No, don't take children. Or, don't take my children. Birdie Boy slept through most of it, which is the way I like to watch shows with him anyway. He's much less distracting when he's unconscious. On the other hand, Smootch is great to watch movies with - if they are animated. She does not like live action. She'll say, "I don't like live action." And that's it. So, don't show her a live action if you want her to sit through a whole movie. We really thought Where the Wild Things was animated. Not so, as we were to learn.
But, there we were, in the theatre, with suddenly with a live action film on our hands, which was shaping up to be a thoughful, psychological journey into the mind of a lonely and emotionally distrubed boy, accompanied with a non-character singing/dancing soundtrack. Neat. For me. Because Smootch's response was, "When's the cartoon going to begin?"
She watched though. Quietly. Hmmmm. New problem: child is not bored with movie about lonely and distrubed boy because she's identifying.
One of the reasons why Sendak's book is considered a classic is because children (and parents) relate to it. It speaks to what is felt but difficult to articulate. Combine this with this particularly gripping movie adaptation, add in dramatic visuals, kickin' music, and lots of emotive facial expressions and you've got a little girl who got lost in the pervasive sadness and feelings of inadequacy.

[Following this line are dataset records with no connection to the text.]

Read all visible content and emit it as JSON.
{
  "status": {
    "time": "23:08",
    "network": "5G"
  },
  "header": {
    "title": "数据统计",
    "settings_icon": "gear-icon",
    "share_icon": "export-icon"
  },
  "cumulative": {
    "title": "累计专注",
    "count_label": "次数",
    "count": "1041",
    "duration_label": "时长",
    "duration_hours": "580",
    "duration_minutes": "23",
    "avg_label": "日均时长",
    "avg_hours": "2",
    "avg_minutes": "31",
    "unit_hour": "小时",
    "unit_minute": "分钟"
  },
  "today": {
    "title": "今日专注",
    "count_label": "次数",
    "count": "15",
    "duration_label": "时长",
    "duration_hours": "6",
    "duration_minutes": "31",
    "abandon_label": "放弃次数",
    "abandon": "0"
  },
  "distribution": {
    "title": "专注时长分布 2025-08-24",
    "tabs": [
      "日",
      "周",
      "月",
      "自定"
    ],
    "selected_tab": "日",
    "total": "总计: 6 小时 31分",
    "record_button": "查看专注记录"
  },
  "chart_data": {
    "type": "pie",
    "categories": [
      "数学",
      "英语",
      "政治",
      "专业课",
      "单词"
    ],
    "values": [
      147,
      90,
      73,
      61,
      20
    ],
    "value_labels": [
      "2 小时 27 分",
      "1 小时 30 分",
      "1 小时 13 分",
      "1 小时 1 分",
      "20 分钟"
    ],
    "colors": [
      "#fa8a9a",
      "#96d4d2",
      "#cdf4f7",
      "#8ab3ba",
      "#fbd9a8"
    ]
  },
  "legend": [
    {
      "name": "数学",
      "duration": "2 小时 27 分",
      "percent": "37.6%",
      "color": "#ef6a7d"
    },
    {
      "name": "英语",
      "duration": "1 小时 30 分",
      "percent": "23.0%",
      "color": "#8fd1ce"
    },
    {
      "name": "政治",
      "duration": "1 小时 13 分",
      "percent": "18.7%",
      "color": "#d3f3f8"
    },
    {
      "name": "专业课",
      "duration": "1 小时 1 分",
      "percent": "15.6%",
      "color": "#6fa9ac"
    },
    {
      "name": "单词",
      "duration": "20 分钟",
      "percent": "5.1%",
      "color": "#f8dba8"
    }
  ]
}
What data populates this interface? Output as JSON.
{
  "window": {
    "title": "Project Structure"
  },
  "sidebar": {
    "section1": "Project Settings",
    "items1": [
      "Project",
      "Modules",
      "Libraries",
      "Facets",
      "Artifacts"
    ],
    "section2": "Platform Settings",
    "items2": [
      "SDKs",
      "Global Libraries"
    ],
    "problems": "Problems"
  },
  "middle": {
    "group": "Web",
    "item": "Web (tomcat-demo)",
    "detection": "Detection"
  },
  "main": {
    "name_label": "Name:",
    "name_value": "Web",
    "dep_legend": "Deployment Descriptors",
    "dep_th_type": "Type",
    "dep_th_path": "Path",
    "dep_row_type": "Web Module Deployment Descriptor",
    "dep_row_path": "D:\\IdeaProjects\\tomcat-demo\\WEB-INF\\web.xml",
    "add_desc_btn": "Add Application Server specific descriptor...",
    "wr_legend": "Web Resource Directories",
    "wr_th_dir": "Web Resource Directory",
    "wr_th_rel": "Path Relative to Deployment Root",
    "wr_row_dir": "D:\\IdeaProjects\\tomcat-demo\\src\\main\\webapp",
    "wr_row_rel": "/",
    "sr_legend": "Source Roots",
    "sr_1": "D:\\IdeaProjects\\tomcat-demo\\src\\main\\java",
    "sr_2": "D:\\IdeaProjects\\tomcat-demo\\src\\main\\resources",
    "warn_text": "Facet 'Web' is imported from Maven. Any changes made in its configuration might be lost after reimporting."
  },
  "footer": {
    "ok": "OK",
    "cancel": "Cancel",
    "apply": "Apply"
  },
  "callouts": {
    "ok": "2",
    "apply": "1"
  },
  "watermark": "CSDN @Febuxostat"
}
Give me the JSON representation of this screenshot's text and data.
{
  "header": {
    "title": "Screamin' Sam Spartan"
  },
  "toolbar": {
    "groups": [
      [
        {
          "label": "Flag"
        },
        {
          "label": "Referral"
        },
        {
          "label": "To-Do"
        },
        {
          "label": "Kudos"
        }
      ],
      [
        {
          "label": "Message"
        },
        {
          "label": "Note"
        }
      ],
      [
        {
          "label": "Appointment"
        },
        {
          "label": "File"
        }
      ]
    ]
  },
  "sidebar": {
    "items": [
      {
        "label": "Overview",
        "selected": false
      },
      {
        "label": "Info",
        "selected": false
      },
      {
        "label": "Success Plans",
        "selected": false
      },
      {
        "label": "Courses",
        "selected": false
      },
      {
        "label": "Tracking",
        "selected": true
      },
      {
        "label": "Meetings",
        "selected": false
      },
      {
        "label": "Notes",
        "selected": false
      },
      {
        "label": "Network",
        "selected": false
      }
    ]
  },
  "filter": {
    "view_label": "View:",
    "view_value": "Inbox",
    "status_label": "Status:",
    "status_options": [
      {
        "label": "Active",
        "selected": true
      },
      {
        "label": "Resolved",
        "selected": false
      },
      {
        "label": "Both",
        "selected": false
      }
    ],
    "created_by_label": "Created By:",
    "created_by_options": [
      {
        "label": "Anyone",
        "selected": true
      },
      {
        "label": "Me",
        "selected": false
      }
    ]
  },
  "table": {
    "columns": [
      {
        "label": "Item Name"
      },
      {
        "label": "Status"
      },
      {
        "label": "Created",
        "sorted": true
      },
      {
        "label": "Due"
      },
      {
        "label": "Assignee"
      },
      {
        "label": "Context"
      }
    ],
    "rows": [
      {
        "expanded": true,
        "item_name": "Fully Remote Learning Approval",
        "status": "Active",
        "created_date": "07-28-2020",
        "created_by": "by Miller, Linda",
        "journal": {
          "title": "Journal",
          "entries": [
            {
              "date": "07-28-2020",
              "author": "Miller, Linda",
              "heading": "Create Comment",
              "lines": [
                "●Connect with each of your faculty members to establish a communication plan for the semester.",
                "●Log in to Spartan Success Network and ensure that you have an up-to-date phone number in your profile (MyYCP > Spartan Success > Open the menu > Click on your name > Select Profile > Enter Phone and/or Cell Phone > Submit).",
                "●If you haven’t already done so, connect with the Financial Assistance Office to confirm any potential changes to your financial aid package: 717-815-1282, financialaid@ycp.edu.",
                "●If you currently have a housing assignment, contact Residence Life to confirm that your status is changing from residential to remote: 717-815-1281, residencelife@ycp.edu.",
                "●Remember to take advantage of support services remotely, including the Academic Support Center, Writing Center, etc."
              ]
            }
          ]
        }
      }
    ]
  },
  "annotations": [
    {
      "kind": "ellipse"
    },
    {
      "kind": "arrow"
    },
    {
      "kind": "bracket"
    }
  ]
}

Heart wrenching tears and clinging.
We were really not prepared for this.
Still, great film. I was pleased to not have to sit through another Cloudy with a chance of Meatballs, which was funny, true, but fart jokes rarely move me. Okay, I was crying when I left that movie too, I am Smootch's mother after all, but I'm sure I will be thinking about Wild Things for awhile. As will Smootch.
From now on, we watch Scooby Doo on rainy afternoons.